Michael Andreoni


 

If I was the Talking Animal in a Story

I wouldn’t be good. For you. It might begin with a sense of uneasiness about why I’m there. A suspicion that my character conceals something or someone you wouldn’t like if I were said plainly. But my silken fur tempts your hand, doesn’t it? My soft voice makes few demands. I’m a cute little thing, here to please. Watch me do tricks. We’d go on a fun adventure deep into the intellectual forest, to bag the lion. She’s a bad lion who roars and insists on being a lion, I say, handing you the gun. Her fur isn’t soft like mine, and pleasant to stroke. She’s not self-deprecating, or even ironic. Real lions are too dangerous to have roaming around roaring impolitic mischief. They make everyone nervous.

I abandon you in the forest of course. Watch me slink off with my tail held low. You could certainly tell yourself you saw it coming, except, retracing your steps back to safety, you’re confronted by a different narrative framed in tooth and claw. There’s no apology in those muscular shoulders, which power the claws, which are for ripping you right out of middle-class comfort. And you didn’t sign up for that kind of story, you snarl, setting gun to shoulder. No satisfying bang, only poof, and yes, it’s just another trick. Then you get the double ending that has always been waiting: The one where the lion tears you apart and the most horrible ending, where it doesn’t notice you at all.

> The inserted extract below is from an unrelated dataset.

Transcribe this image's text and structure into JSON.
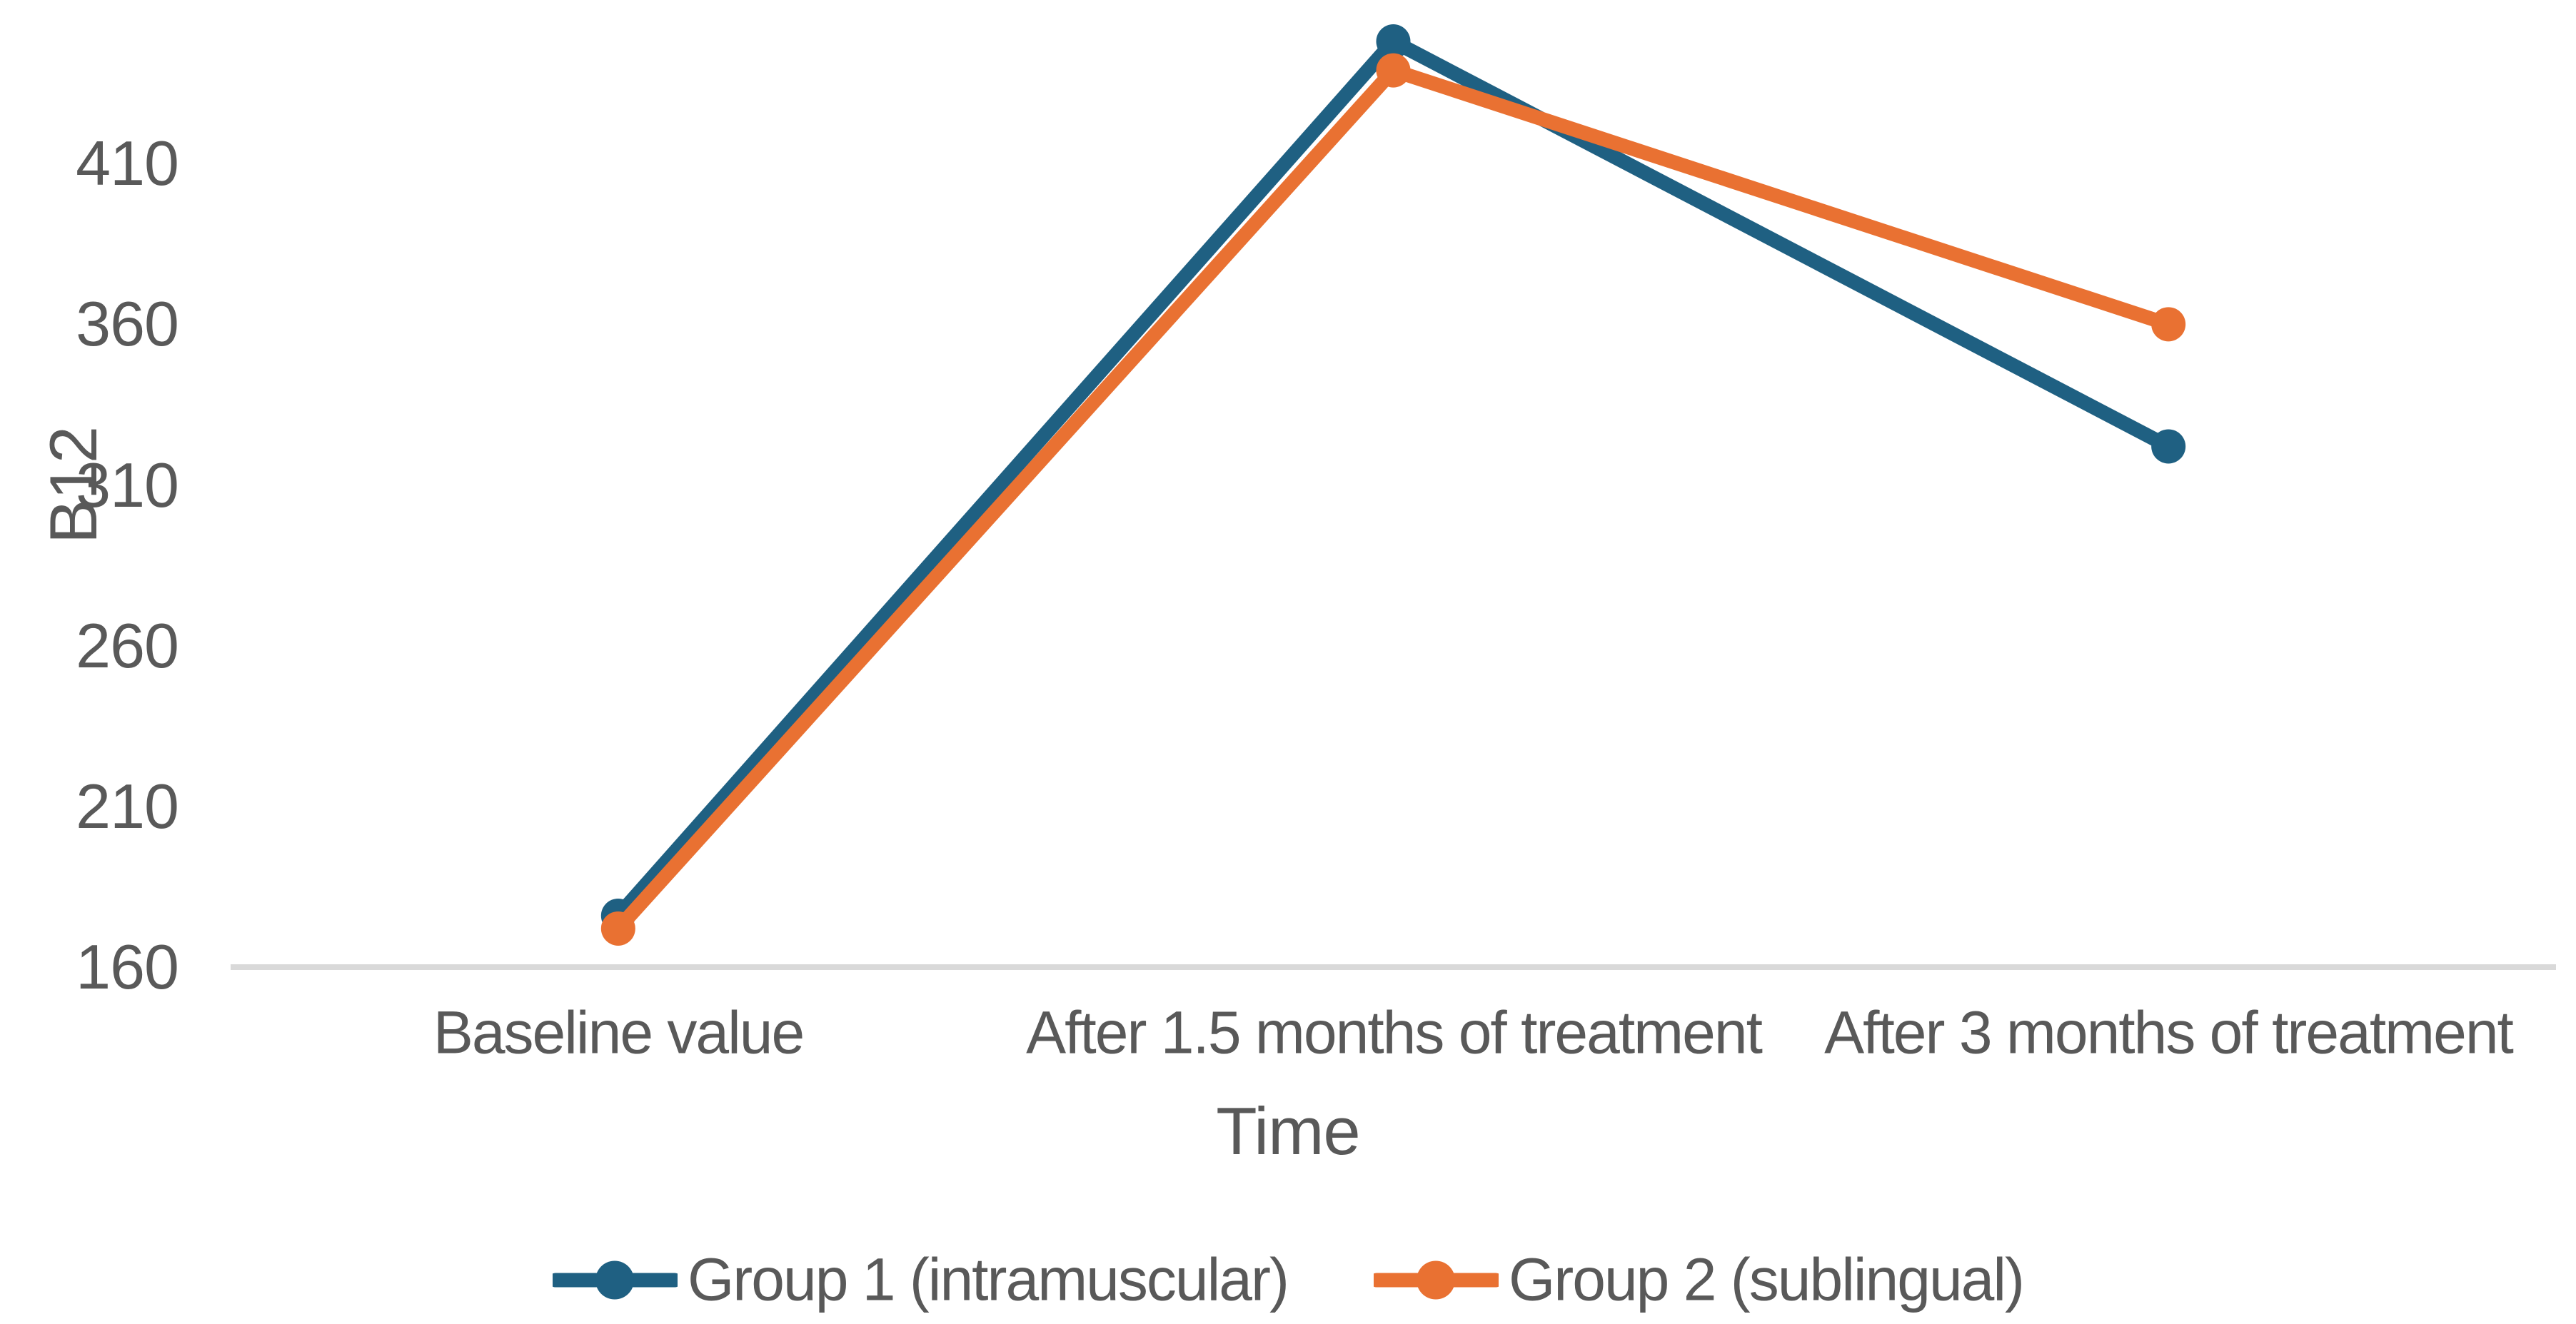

If I was the talking animal in a story I wouldn’t be good. For the one who wrote me there. A bear with mouse pretensions is a character of disappointment. Squeaking is not roaring even when it wants to be, though certainly amusing. It’s too funny when I’m made to hint at things which should be said. I’m designed for subtlety, except it’s more like the vacuum in a bell jar. What I almost say almost gets said, almost being an interesting descriptive for nothing. Pleasantly mysterious, I could be about something ambitious if you wanted to go there. I get my belly rubbed instead. We’re in the entertainment business after all.

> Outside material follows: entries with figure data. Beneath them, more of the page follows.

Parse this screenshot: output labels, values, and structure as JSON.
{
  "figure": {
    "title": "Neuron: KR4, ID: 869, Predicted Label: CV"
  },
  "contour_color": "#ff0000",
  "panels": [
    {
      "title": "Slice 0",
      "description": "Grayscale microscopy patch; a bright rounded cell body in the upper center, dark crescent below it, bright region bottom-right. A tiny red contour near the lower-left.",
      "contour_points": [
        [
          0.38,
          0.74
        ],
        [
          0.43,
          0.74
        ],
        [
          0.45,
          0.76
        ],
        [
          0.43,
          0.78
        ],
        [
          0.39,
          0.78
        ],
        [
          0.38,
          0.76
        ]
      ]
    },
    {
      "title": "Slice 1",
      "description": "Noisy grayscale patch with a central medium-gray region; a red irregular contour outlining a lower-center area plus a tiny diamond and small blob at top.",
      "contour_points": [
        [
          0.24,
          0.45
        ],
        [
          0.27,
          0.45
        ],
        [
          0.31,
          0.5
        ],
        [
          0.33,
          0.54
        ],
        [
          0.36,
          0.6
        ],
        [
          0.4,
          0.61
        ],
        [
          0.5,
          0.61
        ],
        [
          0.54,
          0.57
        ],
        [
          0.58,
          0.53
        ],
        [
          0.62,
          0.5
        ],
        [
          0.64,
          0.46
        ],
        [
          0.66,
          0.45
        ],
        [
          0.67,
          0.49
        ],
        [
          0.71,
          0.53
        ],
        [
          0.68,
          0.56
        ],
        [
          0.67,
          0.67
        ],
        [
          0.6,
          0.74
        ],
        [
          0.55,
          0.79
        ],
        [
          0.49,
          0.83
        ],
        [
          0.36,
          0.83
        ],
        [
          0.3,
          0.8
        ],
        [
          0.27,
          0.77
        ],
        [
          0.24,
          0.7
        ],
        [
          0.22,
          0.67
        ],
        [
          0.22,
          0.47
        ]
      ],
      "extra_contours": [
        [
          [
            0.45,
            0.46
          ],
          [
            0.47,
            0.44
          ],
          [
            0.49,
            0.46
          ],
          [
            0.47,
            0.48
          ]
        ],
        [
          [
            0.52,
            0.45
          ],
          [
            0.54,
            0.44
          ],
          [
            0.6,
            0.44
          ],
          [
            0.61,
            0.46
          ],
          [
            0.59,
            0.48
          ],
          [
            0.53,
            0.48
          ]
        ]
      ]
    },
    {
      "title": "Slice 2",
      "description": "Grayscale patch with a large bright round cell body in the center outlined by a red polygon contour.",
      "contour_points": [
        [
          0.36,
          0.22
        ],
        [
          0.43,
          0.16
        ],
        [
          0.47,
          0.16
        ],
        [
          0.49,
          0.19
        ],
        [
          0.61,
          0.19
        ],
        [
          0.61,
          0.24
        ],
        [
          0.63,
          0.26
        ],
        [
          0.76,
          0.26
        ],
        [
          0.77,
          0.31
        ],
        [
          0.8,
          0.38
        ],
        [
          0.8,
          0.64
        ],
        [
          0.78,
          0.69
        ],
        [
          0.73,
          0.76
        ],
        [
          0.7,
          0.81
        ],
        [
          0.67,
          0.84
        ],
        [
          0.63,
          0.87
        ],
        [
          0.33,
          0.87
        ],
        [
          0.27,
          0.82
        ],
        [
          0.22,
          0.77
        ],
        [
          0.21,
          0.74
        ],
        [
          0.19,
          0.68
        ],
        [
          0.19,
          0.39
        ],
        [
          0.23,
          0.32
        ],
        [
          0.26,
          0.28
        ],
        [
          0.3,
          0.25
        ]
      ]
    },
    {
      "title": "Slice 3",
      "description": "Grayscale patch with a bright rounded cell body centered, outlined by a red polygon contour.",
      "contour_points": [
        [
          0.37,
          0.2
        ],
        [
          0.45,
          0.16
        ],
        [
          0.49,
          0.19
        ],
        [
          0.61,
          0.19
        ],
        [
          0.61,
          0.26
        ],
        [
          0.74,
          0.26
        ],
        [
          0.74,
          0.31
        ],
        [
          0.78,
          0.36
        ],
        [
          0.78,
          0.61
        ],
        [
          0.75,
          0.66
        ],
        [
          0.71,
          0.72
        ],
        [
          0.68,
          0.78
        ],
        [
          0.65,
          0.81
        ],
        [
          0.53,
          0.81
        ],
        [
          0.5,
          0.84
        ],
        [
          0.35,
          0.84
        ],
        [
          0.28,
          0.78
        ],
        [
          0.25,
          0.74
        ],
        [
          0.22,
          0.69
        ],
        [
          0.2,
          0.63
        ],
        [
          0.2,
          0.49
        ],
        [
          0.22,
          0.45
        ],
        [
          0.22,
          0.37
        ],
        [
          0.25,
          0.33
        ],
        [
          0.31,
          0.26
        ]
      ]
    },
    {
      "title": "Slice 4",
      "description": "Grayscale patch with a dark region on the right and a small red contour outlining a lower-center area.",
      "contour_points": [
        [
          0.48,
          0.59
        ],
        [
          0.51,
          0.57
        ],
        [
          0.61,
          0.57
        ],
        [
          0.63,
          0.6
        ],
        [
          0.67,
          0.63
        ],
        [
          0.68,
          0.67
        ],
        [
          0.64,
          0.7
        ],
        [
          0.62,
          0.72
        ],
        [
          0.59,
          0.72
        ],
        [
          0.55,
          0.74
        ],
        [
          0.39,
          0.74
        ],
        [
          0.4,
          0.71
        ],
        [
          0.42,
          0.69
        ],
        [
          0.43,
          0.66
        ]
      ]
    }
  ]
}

I can’t abandon my creator even if others might. There’s always nonfiction, and film. But I dream of chasing difficult prey through deep snow, getting my teeth in. Fiction is the lie through which we tell the truth— truth being an interesting descriptive for getting somewhere. The problem is always mortality. I’ll be prancing about harmlessly long after skill and desire fade. Why write me small when you know you want to give me fangs that really bite, claws that rend? I won’t ask what can’t be asked—to be written human. Perhaps that’s too much for these times. I should be grateful to be around at all, allowed to nip at things which can absolutely bite back. You would be right to think I’m a greedy bit of fluff, though instead try imagining twenty years of stubby teeth gnawing at you. Growl.